Porém, se considerarmos os primeiros testemunhos relativos
aos pedreiros não operativos ingleses do século XVII, nota-se que estes
Maçons Aceitos são também indiferentemente designados pelas palavras Free
Masons, ou Free-Masons, com ou sem hífen, mas sempre com duas palavras.
Tudo indica que, a partir do final do século XVII e início
do XVIII, os termos Aceito e Franco são equivalentes para designar os Maçons
não operativos. Mas como observa Ward, freemason não é Free-Mason. A palavra
Free, em Free-Mason ou Free and Accepted (Maçon Livre e Aceito) refere-se ao
facto de que esses “novos” maçons são “livres” em relação ao Ofício, ou
seja, simplesmente estranhos à profissão. Em resumo, a identidade fonética e
a proximidade morfológica das palavras freemason (palavra muito antiga,
derivada do anglo-normando, e ligada à prática operativa) e Free-Mason, não nos devem fazer
esquecer a verdadeira dissimilaridade semântica, e não nos podem autorizar a
introduzir uma relação de parentesco entre homens de eras diferentes, os
quais traziam essas designações por razões muito distintas.
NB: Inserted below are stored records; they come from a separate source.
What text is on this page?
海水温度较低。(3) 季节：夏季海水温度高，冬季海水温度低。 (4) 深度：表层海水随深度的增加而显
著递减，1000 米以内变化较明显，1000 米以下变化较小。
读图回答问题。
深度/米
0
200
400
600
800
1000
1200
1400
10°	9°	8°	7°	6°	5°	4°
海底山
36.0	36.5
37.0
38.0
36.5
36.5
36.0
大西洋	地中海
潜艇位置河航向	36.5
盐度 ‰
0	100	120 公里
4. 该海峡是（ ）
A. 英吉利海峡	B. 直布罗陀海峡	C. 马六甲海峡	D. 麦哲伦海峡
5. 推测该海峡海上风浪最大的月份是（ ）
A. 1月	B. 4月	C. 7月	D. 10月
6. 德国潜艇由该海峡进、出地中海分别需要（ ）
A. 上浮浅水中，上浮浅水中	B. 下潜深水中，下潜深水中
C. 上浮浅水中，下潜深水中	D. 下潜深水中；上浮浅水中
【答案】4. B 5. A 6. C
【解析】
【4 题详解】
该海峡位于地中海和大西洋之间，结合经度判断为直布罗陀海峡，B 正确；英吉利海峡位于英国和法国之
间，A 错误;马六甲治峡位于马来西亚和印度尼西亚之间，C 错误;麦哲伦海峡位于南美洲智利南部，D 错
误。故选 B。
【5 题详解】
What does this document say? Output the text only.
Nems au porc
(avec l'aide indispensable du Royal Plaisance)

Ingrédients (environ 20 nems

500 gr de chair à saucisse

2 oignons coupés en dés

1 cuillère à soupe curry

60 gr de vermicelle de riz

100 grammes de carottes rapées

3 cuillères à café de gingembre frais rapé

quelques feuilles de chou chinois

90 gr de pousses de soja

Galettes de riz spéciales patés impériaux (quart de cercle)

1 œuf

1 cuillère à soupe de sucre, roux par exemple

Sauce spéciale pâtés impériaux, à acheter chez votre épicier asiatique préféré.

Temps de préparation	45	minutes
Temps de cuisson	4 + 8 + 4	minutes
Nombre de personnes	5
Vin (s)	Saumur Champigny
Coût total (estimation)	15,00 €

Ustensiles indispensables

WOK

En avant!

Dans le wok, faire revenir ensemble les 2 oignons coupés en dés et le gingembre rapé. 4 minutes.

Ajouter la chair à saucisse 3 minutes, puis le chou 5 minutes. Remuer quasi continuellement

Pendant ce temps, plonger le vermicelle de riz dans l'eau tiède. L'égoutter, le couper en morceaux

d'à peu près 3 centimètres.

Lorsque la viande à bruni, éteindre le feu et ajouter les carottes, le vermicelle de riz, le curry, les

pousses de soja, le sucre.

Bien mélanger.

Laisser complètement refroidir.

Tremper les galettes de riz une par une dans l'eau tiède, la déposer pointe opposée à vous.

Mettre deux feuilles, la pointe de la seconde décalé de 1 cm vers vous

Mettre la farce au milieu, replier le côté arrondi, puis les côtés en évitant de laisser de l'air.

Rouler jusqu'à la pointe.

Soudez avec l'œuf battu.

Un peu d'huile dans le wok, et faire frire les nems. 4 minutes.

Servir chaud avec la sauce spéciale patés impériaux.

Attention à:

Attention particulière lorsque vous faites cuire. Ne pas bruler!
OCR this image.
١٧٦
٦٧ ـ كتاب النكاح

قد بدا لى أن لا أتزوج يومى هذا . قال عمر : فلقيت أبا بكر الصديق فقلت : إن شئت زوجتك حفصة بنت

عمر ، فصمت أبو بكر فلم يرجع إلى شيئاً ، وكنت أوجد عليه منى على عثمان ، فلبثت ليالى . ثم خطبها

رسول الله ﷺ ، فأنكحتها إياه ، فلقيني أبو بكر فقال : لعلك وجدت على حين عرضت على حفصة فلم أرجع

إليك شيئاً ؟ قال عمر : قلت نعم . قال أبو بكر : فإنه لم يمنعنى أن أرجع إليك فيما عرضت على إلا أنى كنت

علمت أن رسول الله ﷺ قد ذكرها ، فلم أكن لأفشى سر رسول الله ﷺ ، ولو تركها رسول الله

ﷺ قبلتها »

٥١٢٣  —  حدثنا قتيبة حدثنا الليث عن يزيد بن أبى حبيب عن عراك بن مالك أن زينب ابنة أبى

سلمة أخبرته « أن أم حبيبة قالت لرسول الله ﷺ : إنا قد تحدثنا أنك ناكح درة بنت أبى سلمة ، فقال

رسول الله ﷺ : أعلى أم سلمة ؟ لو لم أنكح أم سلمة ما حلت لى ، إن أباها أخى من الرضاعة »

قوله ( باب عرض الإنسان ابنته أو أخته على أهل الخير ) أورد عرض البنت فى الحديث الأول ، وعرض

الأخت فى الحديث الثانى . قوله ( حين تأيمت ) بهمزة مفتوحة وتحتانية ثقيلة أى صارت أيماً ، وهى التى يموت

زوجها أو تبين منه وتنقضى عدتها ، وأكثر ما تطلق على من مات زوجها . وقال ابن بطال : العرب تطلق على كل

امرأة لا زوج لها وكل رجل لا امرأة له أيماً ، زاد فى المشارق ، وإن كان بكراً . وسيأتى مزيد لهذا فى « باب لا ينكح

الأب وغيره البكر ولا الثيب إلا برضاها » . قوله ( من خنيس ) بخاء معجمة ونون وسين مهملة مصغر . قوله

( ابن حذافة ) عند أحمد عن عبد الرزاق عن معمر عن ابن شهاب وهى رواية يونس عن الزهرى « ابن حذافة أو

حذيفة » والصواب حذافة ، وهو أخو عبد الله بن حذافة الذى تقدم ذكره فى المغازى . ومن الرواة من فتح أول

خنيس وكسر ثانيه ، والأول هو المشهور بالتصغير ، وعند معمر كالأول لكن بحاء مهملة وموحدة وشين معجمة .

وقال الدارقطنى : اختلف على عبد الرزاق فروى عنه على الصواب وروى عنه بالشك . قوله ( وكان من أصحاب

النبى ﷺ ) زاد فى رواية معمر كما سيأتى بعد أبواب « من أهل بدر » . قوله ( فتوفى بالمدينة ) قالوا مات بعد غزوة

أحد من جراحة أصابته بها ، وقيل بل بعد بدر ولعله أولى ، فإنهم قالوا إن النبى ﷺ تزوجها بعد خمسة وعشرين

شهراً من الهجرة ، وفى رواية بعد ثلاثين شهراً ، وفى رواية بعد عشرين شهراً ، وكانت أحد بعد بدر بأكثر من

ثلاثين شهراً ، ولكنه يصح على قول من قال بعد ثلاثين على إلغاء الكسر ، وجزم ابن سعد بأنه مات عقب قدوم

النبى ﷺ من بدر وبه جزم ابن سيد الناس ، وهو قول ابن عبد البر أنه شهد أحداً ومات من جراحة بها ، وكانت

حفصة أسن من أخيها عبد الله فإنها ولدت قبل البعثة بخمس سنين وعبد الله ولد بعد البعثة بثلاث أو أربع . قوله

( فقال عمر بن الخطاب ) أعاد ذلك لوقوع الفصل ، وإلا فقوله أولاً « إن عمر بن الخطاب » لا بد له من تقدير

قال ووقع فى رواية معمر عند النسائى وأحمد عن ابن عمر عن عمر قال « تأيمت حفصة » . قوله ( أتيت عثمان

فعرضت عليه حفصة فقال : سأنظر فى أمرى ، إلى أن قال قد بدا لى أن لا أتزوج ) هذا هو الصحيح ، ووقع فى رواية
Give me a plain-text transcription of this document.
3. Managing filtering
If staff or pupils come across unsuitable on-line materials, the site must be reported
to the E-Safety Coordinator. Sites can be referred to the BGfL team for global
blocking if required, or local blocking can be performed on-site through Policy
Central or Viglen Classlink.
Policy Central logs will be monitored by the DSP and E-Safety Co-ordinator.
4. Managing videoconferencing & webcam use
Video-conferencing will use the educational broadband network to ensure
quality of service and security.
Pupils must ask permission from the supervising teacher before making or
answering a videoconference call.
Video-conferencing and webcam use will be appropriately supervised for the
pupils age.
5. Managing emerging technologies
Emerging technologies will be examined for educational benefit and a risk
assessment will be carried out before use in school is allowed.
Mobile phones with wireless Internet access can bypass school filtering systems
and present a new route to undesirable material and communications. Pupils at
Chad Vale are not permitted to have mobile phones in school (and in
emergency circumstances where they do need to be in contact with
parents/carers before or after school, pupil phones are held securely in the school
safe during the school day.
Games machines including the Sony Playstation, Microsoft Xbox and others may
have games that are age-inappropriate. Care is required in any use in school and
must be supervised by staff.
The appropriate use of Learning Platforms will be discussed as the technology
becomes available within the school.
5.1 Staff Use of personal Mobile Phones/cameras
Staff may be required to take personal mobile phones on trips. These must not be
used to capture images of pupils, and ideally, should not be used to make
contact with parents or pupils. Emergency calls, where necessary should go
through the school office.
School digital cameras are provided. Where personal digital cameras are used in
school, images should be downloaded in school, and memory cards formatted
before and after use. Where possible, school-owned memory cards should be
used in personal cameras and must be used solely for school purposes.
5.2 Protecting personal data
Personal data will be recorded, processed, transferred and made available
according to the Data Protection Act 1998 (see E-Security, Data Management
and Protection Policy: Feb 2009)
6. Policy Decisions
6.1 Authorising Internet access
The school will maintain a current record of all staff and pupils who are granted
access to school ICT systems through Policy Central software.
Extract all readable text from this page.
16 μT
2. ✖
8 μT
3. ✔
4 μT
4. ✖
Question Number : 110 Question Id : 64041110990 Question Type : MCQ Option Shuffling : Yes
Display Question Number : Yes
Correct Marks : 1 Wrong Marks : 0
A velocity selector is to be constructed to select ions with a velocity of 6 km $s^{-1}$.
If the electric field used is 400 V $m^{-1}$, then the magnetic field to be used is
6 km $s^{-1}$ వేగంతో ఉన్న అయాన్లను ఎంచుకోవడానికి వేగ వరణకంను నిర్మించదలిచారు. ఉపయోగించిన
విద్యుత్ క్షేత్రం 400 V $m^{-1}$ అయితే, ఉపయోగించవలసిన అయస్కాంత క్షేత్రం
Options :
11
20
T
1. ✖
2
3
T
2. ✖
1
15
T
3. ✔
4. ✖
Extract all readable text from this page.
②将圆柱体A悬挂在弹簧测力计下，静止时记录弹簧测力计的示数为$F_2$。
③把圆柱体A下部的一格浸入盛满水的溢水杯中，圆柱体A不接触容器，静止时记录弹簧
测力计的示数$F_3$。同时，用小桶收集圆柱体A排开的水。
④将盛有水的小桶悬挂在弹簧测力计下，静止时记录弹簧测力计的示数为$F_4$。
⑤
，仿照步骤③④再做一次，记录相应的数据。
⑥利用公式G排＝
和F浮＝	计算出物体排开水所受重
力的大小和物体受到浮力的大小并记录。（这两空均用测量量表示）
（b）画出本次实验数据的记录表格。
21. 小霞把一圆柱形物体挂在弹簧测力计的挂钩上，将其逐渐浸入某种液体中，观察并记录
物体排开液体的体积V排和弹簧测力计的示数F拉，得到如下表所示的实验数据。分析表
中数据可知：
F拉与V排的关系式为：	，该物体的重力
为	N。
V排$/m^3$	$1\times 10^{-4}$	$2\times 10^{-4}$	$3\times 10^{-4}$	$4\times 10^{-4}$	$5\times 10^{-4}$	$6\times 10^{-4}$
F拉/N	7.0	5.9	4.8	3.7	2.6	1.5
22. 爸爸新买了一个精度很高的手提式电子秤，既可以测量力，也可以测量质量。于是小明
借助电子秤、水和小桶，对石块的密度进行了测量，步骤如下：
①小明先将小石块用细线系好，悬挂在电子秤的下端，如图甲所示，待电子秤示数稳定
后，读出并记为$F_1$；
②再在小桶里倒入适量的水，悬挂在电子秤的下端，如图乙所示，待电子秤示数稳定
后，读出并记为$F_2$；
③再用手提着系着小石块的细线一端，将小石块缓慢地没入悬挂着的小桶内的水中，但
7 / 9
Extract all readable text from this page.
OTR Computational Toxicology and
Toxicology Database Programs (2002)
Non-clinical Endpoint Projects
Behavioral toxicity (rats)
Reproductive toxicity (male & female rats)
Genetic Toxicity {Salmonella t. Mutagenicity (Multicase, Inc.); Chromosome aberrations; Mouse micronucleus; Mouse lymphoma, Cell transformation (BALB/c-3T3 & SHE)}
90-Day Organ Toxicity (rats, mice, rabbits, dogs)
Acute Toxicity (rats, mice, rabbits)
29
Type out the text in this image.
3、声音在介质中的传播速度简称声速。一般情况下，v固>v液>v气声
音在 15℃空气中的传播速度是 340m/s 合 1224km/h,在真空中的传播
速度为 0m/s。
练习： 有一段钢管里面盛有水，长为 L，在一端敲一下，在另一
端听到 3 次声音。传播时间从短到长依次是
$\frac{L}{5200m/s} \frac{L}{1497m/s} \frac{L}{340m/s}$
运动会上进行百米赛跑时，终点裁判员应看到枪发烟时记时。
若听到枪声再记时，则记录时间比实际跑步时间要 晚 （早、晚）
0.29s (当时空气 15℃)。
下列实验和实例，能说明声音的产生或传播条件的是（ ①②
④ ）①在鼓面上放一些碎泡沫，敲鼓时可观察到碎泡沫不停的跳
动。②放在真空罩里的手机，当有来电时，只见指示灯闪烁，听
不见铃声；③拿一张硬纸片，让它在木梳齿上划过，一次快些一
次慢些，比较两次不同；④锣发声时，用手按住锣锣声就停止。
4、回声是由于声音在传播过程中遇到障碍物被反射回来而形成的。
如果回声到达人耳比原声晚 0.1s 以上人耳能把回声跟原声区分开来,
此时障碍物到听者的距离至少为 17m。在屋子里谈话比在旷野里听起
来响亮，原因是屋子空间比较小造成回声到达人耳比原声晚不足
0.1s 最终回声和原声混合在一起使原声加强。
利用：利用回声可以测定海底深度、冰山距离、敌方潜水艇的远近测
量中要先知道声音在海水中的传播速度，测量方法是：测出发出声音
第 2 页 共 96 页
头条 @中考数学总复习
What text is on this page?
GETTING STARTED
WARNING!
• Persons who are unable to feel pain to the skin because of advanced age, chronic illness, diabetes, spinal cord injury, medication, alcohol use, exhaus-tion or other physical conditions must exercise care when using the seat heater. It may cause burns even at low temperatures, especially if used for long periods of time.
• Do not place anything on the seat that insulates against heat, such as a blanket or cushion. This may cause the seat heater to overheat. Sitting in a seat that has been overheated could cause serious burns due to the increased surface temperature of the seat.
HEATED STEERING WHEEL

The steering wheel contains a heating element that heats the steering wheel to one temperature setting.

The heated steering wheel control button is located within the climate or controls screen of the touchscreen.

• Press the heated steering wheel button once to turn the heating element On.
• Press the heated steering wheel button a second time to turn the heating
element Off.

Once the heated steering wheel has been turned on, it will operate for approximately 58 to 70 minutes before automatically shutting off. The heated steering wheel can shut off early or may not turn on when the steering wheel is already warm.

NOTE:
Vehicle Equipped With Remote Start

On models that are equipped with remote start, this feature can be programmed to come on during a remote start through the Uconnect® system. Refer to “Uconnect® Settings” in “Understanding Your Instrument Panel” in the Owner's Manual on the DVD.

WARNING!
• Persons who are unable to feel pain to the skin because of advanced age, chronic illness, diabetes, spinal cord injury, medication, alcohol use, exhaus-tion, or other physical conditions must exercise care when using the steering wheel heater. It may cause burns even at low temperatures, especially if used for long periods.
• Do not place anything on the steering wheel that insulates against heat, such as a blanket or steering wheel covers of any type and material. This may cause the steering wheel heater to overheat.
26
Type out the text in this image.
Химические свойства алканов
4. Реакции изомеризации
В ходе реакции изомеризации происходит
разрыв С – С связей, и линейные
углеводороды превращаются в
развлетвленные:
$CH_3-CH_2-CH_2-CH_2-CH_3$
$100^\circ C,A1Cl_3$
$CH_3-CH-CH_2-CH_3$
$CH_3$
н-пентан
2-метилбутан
As lojas operativas inglesas
Outro problema é o facto de a Maçonaria especulativa ter
nascido em Inglaterra, no sentido exacto do termo. Não existe, porém,
qualquer documento que prove que pessoas estranhas à profissão tenham sido
admitidas nas lojas operativas inglesas. Por outro lado, a realidade das lojas
operativas, no sentido que podemos dar à palavra loja, à luz da maçonaria
especulativa – uma estrutura permanente, regular e controlando o Ofício em
todos os pontos do território, com rituais específicos – é um facto
problemático em Inglaterra, uma vez que não há qualquer vestígio histórico
disso. Além disso, e segundo o estudo de Knoop e Jones, O Maçon Medieval,
citado por vários autores, as raras lojas operativas permaneceram operativas
até ao seu desaparecimento.
A Loja de Chester, que era, de facto, operativa e
desenvolveu a sua acção em meados do século XVII, foi muito bem estudada
pelos historiadores ingleses. Teve uma existência efémera e é praticamente
um “hapax[1]” na história da maçonaria inglesa. Inclusive, no que diz
respeito à famosa Acception de Londres, do século XVII, erroneamente descrita
como uma loja, já que esse termo nunca aparece nos seus anais, e que também
erroneamente é citada como uma prova da transição especulativa, deve-se
dizer que ninguém sabe quem tomou a iniciativa de a fundar ou por que motivo.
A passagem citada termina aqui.